Job applicants. The company must email all employees and outside applicants to inform them that its privacy policies have been updated; and include a link to the new policies and a point of contact for follow-up questions.
Contract management. The company needs to upgrade its contract management and tracking systems so that for any external recipient of personal information, there’s a contract in place that includes all provisions required under California privacy law. (This part of the settlement must be completed by March 31, 2026.)
Annual certifications. An officer or director of the company must certify in writing that Tractor Supply remains in compliance with this settlement, every year from 2026 through 2030.
So in total, this case reminds us that privacy compliance is a formidable undertaking, where privacy officers need to work closely with IT and legal teams to achieve all the technical and contract management capabilities you’re going to need.
You also need to work closely with the marketing or sales teams, since a big risk here is the complicated nature of online advertising.
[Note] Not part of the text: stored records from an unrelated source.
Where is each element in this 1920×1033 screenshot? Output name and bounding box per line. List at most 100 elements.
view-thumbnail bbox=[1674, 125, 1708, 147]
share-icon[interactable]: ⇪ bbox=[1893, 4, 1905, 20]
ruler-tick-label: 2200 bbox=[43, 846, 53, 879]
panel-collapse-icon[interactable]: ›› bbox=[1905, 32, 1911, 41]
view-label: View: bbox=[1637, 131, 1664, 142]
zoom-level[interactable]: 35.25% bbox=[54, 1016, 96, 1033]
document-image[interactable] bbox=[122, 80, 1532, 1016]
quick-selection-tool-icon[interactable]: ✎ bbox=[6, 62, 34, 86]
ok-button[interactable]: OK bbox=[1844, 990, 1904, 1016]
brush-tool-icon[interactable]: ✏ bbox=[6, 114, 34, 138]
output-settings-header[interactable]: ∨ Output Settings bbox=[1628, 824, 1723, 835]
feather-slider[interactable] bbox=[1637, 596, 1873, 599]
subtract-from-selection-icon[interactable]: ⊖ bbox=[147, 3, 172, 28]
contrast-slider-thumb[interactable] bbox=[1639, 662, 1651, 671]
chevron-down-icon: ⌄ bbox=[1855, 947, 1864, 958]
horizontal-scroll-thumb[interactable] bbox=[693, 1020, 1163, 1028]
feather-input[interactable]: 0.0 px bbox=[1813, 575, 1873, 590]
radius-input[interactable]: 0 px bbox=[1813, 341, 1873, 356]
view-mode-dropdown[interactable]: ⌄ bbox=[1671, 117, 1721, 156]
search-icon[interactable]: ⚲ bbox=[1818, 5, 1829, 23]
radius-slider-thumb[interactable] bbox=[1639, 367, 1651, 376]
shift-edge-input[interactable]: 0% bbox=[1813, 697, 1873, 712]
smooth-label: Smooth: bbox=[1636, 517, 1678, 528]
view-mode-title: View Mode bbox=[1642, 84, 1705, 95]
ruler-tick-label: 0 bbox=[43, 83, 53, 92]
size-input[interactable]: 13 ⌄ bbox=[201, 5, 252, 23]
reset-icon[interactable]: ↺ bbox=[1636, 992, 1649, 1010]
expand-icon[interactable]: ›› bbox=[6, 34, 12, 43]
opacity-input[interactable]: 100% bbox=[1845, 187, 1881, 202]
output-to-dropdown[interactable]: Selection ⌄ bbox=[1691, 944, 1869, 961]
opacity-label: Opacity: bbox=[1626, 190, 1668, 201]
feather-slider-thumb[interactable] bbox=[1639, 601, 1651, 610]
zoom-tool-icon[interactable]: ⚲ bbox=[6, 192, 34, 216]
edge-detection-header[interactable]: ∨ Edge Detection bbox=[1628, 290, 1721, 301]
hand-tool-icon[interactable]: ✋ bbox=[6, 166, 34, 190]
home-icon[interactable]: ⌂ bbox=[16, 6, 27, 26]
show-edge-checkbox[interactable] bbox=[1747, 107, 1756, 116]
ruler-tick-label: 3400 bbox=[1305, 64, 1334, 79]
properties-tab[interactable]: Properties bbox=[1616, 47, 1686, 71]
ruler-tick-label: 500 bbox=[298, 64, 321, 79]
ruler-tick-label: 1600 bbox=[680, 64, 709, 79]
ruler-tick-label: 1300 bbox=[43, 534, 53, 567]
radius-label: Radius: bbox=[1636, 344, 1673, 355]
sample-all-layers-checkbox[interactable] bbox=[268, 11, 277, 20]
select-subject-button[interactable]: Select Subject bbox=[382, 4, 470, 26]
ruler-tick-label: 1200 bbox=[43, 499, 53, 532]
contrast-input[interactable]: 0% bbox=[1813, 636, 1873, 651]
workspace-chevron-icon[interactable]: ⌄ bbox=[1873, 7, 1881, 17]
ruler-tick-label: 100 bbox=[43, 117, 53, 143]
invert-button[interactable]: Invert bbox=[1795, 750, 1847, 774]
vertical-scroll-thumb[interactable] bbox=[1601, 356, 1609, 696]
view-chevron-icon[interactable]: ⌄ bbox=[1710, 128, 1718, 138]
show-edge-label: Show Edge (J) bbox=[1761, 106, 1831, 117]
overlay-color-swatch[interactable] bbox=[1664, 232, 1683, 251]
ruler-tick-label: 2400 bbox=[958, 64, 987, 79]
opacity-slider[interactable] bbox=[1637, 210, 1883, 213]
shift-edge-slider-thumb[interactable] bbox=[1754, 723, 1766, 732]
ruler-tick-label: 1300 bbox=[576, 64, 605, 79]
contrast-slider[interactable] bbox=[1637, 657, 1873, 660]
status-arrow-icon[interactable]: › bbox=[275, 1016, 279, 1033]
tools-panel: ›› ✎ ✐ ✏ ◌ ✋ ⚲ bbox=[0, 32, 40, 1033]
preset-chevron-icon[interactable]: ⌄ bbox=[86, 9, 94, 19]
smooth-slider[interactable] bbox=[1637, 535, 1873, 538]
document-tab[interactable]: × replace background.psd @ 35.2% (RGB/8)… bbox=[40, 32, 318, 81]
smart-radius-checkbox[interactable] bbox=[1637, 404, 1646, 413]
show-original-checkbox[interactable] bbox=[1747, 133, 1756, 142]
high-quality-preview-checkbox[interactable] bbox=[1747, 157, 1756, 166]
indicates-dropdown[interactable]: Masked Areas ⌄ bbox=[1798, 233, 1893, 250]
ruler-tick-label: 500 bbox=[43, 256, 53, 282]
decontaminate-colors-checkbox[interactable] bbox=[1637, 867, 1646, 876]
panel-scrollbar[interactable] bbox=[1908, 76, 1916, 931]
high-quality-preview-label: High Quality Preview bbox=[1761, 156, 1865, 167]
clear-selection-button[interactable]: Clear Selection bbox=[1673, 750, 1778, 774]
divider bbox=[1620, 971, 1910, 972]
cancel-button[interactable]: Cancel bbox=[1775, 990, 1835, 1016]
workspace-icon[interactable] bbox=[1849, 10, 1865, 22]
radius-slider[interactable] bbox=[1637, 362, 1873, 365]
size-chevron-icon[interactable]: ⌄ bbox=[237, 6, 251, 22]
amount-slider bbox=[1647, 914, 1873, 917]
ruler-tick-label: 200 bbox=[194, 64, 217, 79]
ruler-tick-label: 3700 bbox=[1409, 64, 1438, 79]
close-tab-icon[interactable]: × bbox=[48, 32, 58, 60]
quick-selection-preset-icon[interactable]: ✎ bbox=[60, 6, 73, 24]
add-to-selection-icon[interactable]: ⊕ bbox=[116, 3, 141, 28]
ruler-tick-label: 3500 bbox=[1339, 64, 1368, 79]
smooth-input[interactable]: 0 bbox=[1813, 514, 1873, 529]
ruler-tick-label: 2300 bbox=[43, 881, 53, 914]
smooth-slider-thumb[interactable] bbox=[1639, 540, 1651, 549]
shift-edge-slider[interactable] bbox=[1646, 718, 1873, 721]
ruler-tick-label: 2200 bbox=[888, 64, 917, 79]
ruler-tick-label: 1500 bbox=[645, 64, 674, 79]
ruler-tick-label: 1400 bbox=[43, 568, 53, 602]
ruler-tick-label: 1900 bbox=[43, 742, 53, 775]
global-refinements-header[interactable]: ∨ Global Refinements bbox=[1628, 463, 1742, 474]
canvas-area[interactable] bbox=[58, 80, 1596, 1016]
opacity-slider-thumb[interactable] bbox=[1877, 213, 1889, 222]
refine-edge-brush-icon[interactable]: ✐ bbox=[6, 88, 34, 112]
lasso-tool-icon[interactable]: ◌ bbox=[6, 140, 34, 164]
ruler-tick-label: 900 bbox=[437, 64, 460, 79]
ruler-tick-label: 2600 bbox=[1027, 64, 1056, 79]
It can involve lots of third parties moving on and off your website with those tracking technologies, and you’ll need some way to keep track of what those third parties and their technologies are doing with personal data generated by people on your website.
And until the U.S. government enacts a nationwide data privacy law (which will be never), the California Consumer Privacy Act is the toughest privacy law we have. Study this example and plan your privacy program accordingly.